Writing great release notes can be a bit of an art form, but don't let that intimidate you. Just as we've all learned to write emails and messages that people actually want to read, the same skills and sensibilities apply when it comes to effective release notes. The real trick is knowing what should go into them and what's best left out.
In this article, we'll explore the basics of writing release notes and look at 5 examples that have become legendary for their ability to keep customers informed and engaged. Then you’ll have the information you need to get started on your own!
If you are a software developer or product team, chances are you have heard of release notes. But what exactly are they? In short, release notes are documents used to inform stakeholders about a new software version or product release.
Release notes are sent out via channels like email, websites, and social media. The use of in-app notifications as a distribution channel is also efficient. Websites offer a central location, email and in-app offers a direct line to users, and social media makes sharing simple.
Writing your release notes can be a great opportunity to get creative and show off a bit about what you’ve done. It’s almost like putting together a mini-marketing campaign attached to your product update — so why not make the most of it?
But most people don’t appreciate that well written release notes can have a significant impact on two key product metrics:
You can use the release notes to talk up any new features you’ve included, as well as any design changes you may have made. Your customers will appreciate getting to know more about what they’re buying, and so will potential customers who are considering using your product/service but are still on the fence.
You can also show off any successful use cases for new or existing features that you’ve come up with. That way, potential and existing customers will be able to relate to the content and directly benefit from it.

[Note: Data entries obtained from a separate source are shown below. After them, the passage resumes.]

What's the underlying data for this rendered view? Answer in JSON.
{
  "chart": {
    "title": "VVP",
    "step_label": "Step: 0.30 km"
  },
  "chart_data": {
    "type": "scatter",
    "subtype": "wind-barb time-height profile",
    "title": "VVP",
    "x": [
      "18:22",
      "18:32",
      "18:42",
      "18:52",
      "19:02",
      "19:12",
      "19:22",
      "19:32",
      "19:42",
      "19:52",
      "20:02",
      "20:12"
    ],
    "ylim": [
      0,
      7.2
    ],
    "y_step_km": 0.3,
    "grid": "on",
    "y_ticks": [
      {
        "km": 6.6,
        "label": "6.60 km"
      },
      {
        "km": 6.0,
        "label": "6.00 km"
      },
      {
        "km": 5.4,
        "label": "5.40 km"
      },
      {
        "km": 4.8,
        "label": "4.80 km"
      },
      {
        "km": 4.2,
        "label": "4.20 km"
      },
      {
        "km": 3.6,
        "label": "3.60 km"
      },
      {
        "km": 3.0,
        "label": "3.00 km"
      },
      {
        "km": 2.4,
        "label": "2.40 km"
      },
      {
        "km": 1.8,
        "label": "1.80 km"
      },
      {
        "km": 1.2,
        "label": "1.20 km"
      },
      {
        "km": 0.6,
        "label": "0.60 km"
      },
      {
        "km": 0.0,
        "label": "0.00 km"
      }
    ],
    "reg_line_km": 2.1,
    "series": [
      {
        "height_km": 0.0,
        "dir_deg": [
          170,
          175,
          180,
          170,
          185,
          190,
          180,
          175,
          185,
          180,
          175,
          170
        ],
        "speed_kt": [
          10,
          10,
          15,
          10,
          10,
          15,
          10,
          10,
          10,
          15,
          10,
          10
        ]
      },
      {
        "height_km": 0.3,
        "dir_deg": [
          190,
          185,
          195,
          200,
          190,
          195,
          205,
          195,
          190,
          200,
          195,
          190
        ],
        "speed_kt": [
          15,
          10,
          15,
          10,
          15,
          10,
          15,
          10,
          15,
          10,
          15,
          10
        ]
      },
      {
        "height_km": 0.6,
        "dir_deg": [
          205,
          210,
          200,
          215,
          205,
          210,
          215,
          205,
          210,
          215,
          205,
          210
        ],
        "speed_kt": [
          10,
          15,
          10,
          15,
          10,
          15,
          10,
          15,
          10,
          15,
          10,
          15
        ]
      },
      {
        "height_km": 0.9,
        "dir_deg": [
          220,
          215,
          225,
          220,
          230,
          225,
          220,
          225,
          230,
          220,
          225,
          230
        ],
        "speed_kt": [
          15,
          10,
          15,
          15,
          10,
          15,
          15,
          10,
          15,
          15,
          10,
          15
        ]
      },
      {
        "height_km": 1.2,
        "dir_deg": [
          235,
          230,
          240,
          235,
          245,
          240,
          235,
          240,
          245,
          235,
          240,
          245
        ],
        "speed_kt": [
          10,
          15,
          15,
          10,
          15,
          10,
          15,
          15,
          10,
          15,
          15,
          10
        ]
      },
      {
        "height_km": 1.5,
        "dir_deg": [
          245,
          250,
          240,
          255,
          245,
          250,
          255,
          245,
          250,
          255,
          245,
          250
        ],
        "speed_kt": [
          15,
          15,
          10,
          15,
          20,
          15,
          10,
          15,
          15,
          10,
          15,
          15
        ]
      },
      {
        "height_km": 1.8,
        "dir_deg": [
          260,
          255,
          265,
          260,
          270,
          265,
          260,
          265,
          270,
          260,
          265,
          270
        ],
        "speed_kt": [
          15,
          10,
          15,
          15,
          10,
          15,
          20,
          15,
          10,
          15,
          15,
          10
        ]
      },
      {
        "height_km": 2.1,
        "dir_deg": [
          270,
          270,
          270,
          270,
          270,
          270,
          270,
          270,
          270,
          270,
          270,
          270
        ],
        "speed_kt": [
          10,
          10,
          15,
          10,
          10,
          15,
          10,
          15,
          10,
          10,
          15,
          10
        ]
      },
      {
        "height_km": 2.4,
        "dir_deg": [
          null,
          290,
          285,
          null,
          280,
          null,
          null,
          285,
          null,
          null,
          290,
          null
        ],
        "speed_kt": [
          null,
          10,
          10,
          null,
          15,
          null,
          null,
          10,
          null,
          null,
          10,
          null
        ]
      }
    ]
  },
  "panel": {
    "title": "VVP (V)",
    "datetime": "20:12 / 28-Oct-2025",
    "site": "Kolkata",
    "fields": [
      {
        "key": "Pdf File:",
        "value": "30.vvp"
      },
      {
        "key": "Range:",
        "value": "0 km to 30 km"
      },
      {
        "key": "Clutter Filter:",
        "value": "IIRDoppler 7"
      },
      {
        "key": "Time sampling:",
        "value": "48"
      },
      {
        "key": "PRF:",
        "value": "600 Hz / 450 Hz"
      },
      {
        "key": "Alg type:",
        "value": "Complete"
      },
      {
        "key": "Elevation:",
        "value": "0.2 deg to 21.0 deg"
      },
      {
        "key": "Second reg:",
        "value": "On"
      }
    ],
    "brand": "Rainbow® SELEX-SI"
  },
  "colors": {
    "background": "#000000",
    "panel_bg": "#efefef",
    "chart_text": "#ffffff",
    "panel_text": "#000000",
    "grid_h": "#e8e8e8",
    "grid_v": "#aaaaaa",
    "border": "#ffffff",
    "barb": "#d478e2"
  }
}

Additionally, including quotes from satisfied customers gives third-party validation that potential customers will be able to trust.
If you are still early in the product lifecycle and don’t have all the features customers might expect, release notes are a great way to show momentum and give potential customers confidence that the product it improving fast — so don't forget to consider writing release notes as part of your marketing strategy!
It's tempting to think of release notes as an afterthought—who reads those things anyway? But that's thinking about it all wrong! Release notes are actually a great opportunity to engage with your customer base and make sure they know how valuable you think their feedback is. Here’s how you can make sure your release notes aren’t boring:
Instead of labelling new features as fixes, or corrections, focus on what the plugin or product update has done and how it has improved the customer experience. “Improved user experience” sounds a lot better than “fixing bugs.”
A great example of using positive language while also adding creativity and humour are the Slack release notes. And altough they aren't always as short and sweet as they could be, they are just fun to read.
No one wants to read a wall of text when they look at release notes. Stick to simple, concise language and eschew fancy descriptions for simpler ones that help explain the purpose of each feature or update quickly.
Microsoft's Teams updates are a great example of "keeping it short". Clear and descriptive titles explain what the benefits are to the user, and a short description adds just the right amount of detail.
A picture is worth a thousand words is also true for release notes. One thing both examples above lack are screenshots. Not only do screenshots make the release notes more interesting, but they also help users visualise and get even more excited about the updates.
Unsurprisingly, Loom does a great job visually showcasing new product features. Every announcement contains a screenshot or a video, showcasing new features and improvements.
Include helpful links that enable your customers to learn more about any new features or updates, so they can get the most out of them quickly and easily.
Front's release notes are short and to the point. But for readers who want to know more, they include helpful links to the documentation or in-depth blog posts.
By adding tags, keywords and other elements to each entry in your release notes, you make sure that customers can find any info or help they need if they're searching for certain information later on.
Github makes extensive use of categegories to organsise content. It makes it extremely easy to select and view only announcements related to product areas you are interested in.
Release notes are an invaluable part of customer communication and the key to creating passionate users. As important as it is to keep your customers informed, the challenge can seem daunting. But following the tips and great examples discussed above, you have the foundations to create an effective and engaging release note strategy.
Whether you're building a software product or launching a new website, writing a good release note can be the difference in turning a satisfied customer into a passionate one. So use these tips to help you create engaging release notes, and reap the rewards of a successful launch.